Harold Camping was wrong; the rapture did not occur on May 21, 2011. As shown in the graphic, the Rapture countdown on www.wecanknow.com is down to 0 months 0 days, and 200,000,000 Christians did not mysteriously disappear from the planet. A few, however, were quite a bit poorer after spending money on Rapture billboards and other advertising.
This hasn’t stopped the Hal Lindsey/Left Behind crowd from continuing with their prognostications. I took a look at World Net Daily (your Christian source for wild conspiracy theories) tonight, and one of their headlines reads Savage: Bible shows what’s next for Israel.
“Ezekiel is predictive of what’s going to happen,” Savage said as he read from the Hebrew scriptures on the air. “There will be a war.”

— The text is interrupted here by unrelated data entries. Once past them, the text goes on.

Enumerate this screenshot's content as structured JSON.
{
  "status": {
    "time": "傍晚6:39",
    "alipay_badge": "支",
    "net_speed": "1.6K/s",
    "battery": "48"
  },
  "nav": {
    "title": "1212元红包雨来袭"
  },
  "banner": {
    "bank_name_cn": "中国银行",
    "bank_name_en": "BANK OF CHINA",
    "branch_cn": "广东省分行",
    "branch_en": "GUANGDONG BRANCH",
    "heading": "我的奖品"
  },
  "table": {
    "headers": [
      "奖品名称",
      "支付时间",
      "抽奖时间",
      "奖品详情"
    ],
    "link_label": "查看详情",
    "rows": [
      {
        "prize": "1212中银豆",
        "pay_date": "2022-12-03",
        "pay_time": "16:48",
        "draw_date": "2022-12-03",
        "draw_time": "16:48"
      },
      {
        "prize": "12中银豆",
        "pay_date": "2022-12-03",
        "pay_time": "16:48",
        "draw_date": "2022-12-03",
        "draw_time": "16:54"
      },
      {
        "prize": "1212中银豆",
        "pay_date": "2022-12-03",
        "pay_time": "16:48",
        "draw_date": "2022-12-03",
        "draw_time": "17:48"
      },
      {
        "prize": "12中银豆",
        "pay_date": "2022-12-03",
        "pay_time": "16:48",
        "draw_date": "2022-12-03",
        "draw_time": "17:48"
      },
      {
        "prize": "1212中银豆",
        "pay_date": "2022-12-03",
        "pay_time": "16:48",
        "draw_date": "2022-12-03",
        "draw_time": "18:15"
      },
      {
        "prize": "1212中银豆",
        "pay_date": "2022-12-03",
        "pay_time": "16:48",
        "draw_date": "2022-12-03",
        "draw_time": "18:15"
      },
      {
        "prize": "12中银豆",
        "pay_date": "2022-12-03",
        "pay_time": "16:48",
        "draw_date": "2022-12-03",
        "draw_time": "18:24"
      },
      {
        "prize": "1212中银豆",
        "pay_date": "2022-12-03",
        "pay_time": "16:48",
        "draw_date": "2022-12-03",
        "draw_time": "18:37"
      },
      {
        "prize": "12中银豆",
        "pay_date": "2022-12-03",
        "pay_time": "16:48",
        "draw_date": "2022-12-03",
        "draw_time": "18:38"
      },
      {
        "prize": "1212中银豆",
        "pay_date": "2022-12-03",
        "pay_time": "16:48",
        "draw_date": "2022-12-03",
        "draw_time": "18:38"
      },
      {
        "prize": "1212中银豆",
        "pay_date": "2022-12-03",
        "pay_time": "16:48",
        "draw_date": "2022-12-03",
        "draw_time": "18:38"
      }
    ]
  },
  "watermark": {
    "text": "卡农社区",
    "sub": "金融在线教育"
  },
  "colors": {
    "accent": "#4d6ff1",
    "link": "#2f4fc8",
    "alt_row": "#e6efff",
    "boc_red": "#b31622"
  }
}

I have no doubt that war is a real possibility in any given year or decade in that part of the world, but that doesn’t mean that Ezekiel is speaking directly about this or that 20th/21st century conflict. I also have no doubt that Christ is coming again and that the Bible speaks about that glorious (or disastrous, depending on where one stands before God) event. But I am rather weary of the whole end-times pick-a-date and pin-the-tail-on-the-antichrist game. It is wrong when Camping predicts a time table, and it is wrong when the Bible prophecy “experts” predict a time table.
Grace and Peace
I happened to read “The Late Great Planet Earth” after the fall of Communism. It may have sounded compelling when it was written but by then it came across as ridiculous.
It certainly illustrated how time- and place-centric a hyper-literal interpretation of scripture can easily become.